Serbia: managing public frustration

The announcement on 7 July of the reintroduction of a curfew in connection with the COVID-19 epidemic sparked mass anti-government protests in Belgrade. The demonstrators were joined very quickly by representatives of far-right organisations and football supporters who used nationalist slogans (including defences of Kosovo’s Serbian character) and provoked clashes with the police. On 7-8 July, this led to the brutal pacification of the demonstrators by security forces. Although the a few activists remain in custody, the people who were actively involved in fighting the police have not yet been detained. At present the protests are losing momentum, even though they spread to other cities over the following days.


  • The Serbian government’s policy to combat the COVID-19 epidemic has met with widespread public discontent. In March this year a state of emergency and very stringent restrictions were introduced (including a curfew, which lasted the whole weekends). Most of the restrictions were lifted in May, and the government said the epidemic was under control, as it wished to quickly organise parliamentary and local elections. This led to a significant increase in the number of infections and deaths (386 new cases and 18 fatalities were recorded on 10 July alone). At present, most citizens believe that the government is deliberately playing down the figures, and concerns about the economic consequences of the crisis are growing. These are being layered onto the frustration felt by some in Serbian society at President Aleksandar Vučić’s near-total domination of the political scene; he also has almost all control of the most important media in the country.

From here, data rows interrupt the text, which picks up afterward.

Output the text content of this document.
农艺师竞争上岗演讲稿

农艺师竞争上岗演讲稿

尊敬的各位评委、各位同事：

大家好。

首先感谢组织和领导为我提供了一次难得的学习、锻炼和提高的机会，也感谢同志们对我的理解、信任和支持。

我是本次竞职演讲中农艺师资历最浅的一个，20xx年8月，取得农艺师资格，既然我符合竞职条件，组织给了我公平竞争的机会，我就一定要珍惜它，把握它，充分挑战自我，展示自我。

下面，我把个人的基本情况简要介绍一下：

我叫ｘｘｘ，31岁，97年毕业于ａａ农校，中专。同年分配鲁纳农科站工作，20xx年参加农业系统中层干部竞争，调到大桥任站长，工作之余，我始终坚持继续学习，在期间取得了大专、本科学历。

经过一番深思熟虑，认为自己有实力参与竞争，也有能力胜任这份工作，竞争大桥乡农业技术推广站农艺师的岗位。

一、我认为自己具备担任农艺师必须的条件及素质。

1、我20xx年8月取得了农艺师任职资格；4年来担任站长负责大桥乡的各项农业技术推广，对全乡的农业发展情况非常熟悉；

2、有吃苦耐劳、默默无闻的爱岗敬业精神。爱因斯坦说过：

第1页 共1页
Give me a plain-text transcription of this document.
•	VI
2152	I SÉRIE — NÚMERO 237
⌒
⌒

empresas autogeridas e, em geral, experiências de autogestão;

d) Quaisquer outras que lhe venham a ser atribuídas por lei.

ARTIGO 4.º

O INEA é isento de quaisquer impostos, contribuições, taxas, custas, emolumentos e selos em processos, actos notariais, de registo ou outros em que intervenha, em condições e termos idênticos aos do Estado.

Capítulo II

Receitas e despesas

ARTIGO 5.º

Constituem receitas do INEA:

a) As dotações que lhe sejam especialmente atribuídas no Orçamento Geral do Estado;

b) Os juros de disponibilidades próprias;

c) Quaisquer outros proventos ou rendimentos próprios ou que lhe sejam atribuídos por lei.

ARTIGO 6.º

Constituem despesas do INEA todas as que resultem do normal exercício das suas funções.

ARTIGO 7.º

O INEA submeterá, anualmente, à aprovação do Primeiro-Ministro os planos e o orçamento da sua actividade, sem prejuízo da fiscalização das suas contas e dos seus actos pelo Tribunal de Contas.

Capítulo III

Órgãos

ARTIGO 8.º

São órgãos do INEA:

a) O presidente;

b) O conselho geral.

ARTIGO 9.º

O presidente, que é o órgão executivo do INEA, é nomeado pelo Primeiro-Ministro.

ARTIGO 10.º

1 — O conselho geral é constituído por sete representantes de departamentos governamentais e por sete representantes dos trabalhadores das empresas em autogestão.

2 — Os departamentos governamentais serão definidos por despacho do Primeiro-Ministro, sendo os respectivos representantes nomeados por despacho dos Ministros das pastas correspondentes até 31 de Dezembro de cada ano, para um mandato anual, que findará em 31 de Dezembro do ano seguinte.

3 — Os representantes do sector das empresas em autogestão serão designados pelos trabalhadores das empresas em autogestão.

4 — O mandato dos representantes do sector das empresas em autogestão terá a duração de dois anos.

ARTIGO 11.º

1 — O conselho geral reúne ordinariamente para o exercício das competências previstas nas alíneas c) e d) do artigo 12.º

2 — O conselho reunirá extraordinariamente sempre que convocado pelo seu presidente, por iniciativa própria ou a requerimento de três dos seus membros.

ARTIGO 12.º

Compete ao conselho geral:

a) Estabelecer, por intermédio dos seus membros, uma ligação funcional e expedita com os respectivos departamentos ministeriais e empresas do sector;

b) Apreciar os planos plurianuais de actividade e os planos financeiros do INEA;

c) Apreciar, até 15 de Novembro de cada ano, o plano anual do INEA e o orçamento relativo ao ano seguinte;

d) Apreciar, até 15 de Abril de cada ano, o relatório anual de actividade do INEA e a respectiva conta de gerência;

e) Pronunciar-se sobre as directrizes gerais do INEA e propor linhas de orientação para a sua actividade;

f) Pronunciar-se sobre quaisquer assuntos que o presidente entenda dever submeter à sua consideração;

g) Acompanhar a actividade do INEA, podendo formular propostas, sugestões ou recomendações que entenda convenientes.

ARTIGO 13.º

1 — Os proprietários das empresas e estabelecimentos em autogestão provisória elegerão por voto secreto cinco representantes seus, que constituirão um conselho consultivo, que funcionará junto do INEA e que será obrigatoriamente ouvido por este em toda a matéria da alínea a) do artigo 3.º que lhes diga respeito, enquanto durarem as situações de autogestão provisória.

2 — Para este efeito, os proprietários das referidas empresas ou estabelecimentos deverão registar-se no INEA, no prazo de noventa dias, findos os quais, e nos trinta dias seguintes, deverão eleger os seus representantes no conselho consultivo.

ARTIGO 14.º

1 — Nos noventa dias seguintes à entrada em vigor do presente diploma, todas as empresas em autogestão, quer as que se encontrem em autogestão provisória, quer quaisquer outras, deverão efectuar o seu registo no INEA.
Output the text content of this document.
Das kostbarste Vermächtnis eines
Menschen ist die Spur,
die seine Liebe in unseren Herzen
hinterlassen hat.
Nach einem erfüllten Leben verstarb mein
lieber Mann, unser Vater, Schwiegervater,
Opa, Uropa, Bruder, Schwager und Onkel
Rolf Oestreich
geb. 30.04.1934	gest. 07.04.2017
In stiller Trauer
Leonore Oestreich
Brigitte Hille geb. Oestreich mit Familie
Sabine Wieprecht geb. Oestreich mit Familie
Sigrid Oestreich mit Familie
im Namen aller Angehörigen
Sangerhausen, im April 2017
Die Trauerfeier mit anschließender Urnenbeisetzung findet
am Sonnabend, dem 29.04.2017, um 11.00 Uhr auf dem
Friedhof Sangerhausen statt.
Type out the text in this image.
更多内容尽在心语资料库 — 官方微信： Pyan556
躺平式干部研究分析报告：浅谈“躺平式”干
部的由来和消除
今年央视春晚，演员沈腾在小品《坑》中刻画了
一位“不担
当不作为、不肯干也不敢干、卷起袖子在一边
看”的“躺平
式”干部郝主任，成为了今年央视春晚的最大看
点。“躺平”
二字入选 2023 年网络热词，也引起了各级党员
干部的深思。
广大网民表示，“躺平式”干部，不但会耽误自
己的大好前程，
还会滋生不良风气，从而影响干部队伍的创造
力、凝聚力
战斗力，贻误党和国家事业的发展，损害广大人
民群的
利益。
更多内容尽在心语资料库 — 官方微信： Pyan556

  • The active participation by representatives of the extreme right and football supporters in the protests, whose aggressive behaviour gave the police an excuse to use brutal methods of pacification on them, has made it easier for the government to condemn the protest movement in the eyes of the West; it also helped to deter ordinary people from participating en masse in the demonstrations, which led them to gradually peter out. Both the far right and the football supporters’ groups have hitherto cooperated with the ruling Serbian Progressive Party; they did not participate in the anti-government protests that swept through Serbia in 2018–19. Also, the police did not react for a very long time to the aggressive demonstrators’ provocations – may indicate that the authorities actually wanted to exacerbate the situation. In these circumstances, President Vučić has been able to pass himself off as the guardian of Serbia’s stability, both internally and abroad. In turn, pro-government tabloids have suggested that these extreme right-wing organisations are being supported by Russia; this allowed the current authorities to present themselves as guarantors that Serbia will maintain a pro-Western course.
  • The far right’s large-scale participation in the protests was also beneficial for the government in the context of the negotiations with Kosovo it is just beginning under the auspices of the EU, which are intended to lead to a normalisation of relations between the two states. Western countries hope that the strong mandate Vučić obtained in the parliamentary elections this June will help end the dispute with Prishtina. The resolution of the Kosovo issue, however, is not up to the president alone, as a settlement would deprive him of Western support. The protests by the far right will help him to argue that the Serbian public is not ready to make any concessions on this matter.